Continuemos con el simple procedimiento en la computadora. Ahora indague sobre “las mejores universidades de América Latina”. Déle a la tecla “enter”, y se encontrará con las cien primeras, que ya es una cifra aceptable para analizar, especialmente si se trata de una zona donde la educación, como se ha establecido, no es una prioridad del Estado, y para tales conclusiones basta comparar con otros continentes el porcentaje del presupuesto que destinamos a la educación, que por cruel realidad y para colmo, siempre es menor que el que realmente le damos. ¡Ay, Dios misericordioso, tampoco aparece una universidad dominicana en esas cien!
¡Caramba! Y por fin, ¿en qué lugar veremos el nombre de una de nuestras llamadas altas casas de estudios? Busqué y busqué y nada.
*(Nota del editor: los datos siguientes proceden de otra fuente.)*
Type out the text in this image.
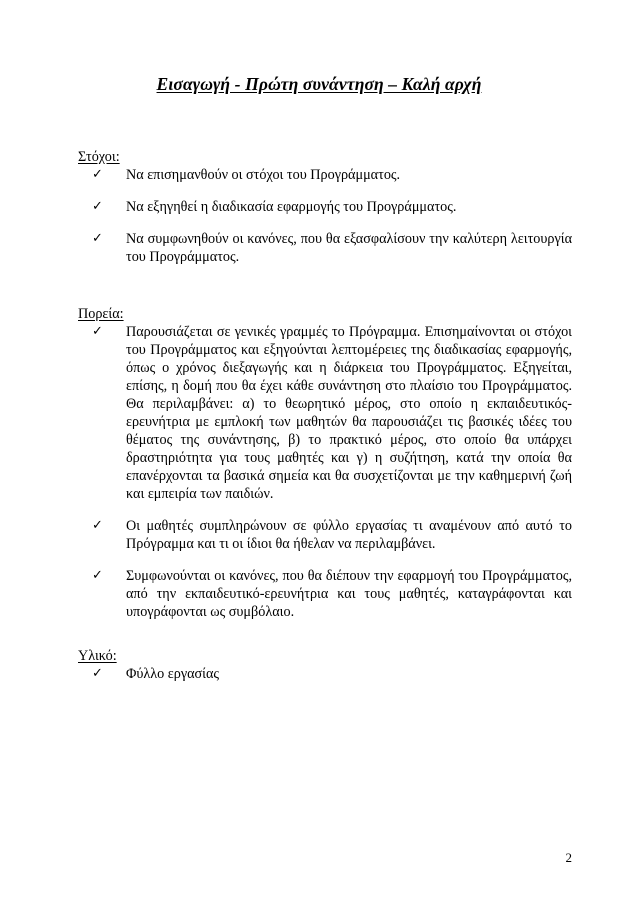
Εισαγωγή - Πρώτη συνάντηση – Καλή αρχή
Στόχοι:
✓	Να επισημανθούν οι στόχοι του Προγράμματος.
✓	Να εξηγηθεί η διαδικασία εφαρμογής του Προγράμματος.
✓	Να συμφωνηθούν οι κανόνες, που θα εξασφαλίσουν την καλύτερη λειτουργία του Προγράμματος.
Πορεία:
✓	Παρουσιάζεται σε γενικές γραμμές το Πρόγραμμα. Επισημαίνονται οι στόχοι του Προγράμματος και εξηγούνται λεπτομέρειες της διαδικασίας εφαρμογής, όπως ο χρόνος διεξαγωγής και η διάρκεια του Προγράμματος. Εξηγείται, επίσης, η δομή που θα έχει κάθε συνάντηση στο πλαίσιο του Προγράμματος. Θα περιλαμβάνει: α) το θεωρητικό μέρος, στο οποίο η εκπαιδευτικός-ερευνήτρια με εμπλοκή των μαθητών θα παρουσιάζει τις βασικές ιδέες του θέματος της συνάντησης, β) το πρακτικό μέρος, στο οποίο θα υπάρχει δραστηριότητα για τους μαθητές και γ) η συζήτηση, κατά την οποία θα επανέρχονται τα βασικά σημεία και θα συσχετίζονται με την καθημερινή ζωή και εμπειρία των παιδιών.
✓	Οι μαθητές συμπληρώνουν σε φύλλο εργασίας τι αναμένουν από αυτό το Πρόγραμμα και τι οι ίδιοι θα ήθελαν να περιλαμβάνει.
✓	Συμφωνούνται οι κανόνες, που θα διέπουν την εφαρμογή του Προγράμματος, από την εκπαιδευτικό-ερευνήτρια και τους μαθητές, καταγράφονται και υπογράφονται ως συμβόλαιο.
Υλικό:
✓	Φύλλο εργασίας
2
Pero, como reconozco mis limitaciones en materia informática, apelé a un amigo experto en estas cuestiones de la Internet. Y le pedí de favor que me ayudara con la respuesta. La encontró en un santiamén.
“Oye, Pedro, no estamos entre las primeras trescientas de América ni entre las primeras dos mil del mundo”, me dijo cabizbajo, y sólo nos quedó guardar un minuto de silencio, como si hubiera muerto la patria.